Originally posted by myexi
...... any help would be very much appreciated.
There are basically six ways (seven if you have a close relative who is a USC and is willing to sponsor you) that you can get a visa to live and work in the US:

(i) Marriage (or engagement in anticipation of marriage) to a US citizen.
(ii) You have skills that are in short supply in the US e.g. IT, scientific or medical training. (The list of qualifying occupations is actually quite long, but visas are very limited for 2004 (some predictions say that the year's quota will be gone before April ) going forward, making it a difficult route to follow, and you have to have the backing of an employer, which isn't easy as employers are likely to take a local employee before going to the trouble and not inconsiderable expense of helping an immigrant obtain a visa.)
(iii) You have an employer who is willing to transfer you - but even the employer has to make a good case for you - so you have to be a manager unless you fall under category (ii), above.
(iv) get a green card in the diversity lottery (UK citizens, except N.Ireland are not eligible)
(v) You own a business (does not get you permanent resident status i.e. no green card, likely minimum investment $100,000)
(vi) You are an "investor" i.e. you have at least US$1m in assets to bring with you.
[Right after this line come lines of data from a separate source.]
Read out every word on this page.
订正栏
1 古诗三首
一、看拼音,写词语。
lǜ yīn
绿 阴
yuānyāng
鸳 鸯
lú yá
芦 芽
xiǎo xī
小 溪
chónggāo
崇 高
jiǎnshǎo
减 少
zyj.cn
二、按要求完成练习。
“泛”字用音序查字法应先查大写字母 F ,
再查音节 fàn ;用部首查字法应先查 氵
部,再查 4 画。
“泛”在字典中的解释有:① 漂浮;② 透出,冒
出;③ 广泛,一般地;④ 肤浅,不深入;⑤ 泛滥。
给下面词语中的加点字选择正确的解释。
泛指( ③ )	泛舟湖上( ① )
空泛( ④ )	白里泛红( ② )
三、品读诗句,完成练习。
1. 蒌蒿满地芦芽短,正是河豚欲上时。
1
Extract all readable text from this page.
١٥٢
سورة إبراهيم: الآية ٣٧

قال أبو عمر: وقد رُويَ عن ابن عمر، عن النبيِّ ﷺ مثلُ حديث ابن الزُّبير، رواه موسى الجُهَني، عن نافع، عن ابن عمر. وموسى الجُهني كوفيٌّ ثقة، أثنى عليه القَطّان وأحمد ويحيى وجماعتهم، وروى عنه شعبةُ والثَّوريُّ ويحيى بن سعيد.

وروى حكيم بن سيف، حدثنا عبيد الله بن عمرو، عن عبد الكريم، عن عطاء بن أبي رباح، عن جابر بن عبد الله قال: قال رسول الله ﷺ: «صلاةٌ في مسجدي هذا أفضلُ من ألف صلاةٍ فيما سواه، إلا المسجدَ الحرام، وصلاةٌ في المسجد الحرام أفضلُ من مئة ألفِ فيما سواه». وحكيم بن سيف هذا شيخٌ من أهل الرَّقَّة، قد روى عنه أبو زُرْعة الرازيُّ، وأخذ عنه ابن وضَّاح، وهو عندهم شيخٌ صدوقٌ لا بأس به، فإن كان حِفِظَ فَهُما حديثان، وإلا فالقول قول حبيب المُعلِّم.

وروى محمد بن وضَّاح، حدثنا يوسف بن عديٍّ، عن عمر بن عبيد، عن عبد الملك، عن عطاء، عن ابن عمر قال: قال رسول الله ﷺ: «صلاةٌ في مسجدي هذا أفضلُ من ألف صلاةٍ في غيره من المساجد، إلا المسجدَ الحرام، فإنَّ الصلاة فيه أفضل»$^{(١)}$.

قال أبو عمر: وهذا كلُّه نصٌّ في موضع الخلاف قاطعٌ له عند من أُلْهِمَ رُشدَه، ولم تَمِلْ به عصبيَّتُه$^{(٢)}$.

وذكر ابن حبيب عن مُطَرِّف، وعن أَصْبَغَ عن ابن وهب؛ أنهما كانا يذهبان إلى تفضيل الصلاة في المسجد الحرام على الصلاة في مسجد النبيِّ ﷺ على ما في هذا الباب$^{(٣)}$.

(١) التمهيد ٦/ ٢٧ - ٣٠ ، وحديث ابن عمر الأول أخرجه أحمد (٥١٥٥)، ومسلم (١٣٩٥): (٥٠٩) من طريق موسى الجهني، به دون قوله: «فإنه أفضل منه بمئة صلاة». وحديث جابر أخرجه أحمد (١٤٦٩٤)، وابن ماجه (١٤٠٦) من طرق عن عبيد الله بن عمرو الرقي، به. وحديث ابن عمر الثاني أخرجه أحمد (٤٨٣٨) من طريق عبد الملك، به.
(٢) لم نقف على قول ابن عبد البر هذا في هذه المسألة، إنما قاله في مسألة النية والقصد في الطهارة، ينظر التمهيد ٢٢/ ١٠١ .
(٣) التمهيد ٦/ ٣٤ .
If you want to come to live in the US then, as a British citizen, your only realistic options are likely to be (ii) or (iii) in my list above, and from what you posted it doesn't look like either you or your husband is likely to be eligible for a visa of any sort.

I guess that this isn't what you wanted to hear, but I hope the information helps.

Last edited by Pulaski; Jan 31st 2004 at 11:49 pm.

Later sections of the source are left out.